AMP and MLC fined millions for historic violations

·2-min read

Two financial institutions have agreed to pay a total of $34 million in fines for historic breaches of customers' trust.

AMP Group is paying a $24m fine after its subsidiaries charged life insurance premiums and advice fees from the superannuation accounts of more than 2,000 dead customers from 2011 through 2019.

MLC will pay a $10m fine after failing to pay promised benefits to about 1000 income protection insurance customers for many years, until 2018.

The Australian Securities and Investments Commission announced the separate Federal Court orders on Friday, the result of settlements between the insurance company and the regulator.

Both companies self-reported the violations and have paid remediation to affected customers. MLC has paid $11.8m and AMP $5.2m.

The court order said AMP's billing issues stemmed partly from "lack of interface between the product administration system and the systems on which member death notifications were recorded".

The decentralised nature in which complaints were handled within the group made it incapable of identifying this as a system-wide issue.

As a result AMP received more than $500,000 in insurance premiums from the superannuation accounts of dead customers over the years and over $100,000 in advice fees from the accounts of dead customers.

Federal Court Judge Lisa Anne Hespe described AMP's conduct as "very serious wrongful behaviour".

While the staff handling the death benefits and the complaints were relatively junior, the lack of oversight and awareness by senior management was part of the problem.

"The culture of the AMP Group assumed no systemic issues," she wrote.

"It resulted in a failure to have a process in place that was capable of identifying, investigating and remediating systemic issues for many years."

AMP Group general counsel David Cullen said the company apologised to all affected beneficiaries.

"We have made strong progress in becoming a customer-focused and purpose-led organisation and this historical matter is not reflective of the AMP we are today," he said.

"We have made significant changes to our systems and processes in recent years designed to prevent this from recurring."

MLC's violations seemed to stem from similar underlying problems.

ASIC deputy chair Sarah Court said the violations were the result of "poor governance, poor controls and poor systems, such as legacy IT systems".

"MLC customers deserve to have their insurance policies administered properly," she said.

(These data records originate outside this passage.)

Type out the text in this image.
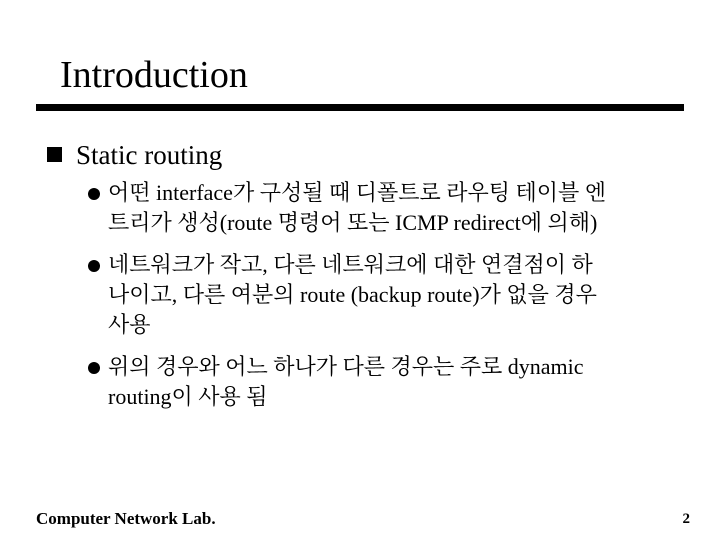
Introduction
Static routing
어떤 interface가 구성될 때 디폴트로 라우팅 테이블 엔
트리가 생성(route 명령어 또는 ICMP redirect에 의해)
네트워크가 작고, 다른 네트워크에 대한 연결점이 하
나이고, 다른 여분의 route (backup route)가 없을 경우
사용
위의 경우와 어느 하나가 다른 경우는 주로 dynamic
routing이 사용 됨
Computer Network Lab.	2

One of the most serious violations involved 119 customers who weren't paid a total of $2m in promised benefits after they had undertaken approved rehabilitation programs following injury or disability.

MLC's definition of severe rheumatoid arthritis also wasn't updated to keep up with the current standards, while other customers weren't properly mailed their policy statements.

"ASIC will continue to take action against insurers who aren't acting in accordance with their duty of utmost good faith towards their customers," Ms Court said.

An MLC spokesman said the insurer did not have an immediate comment.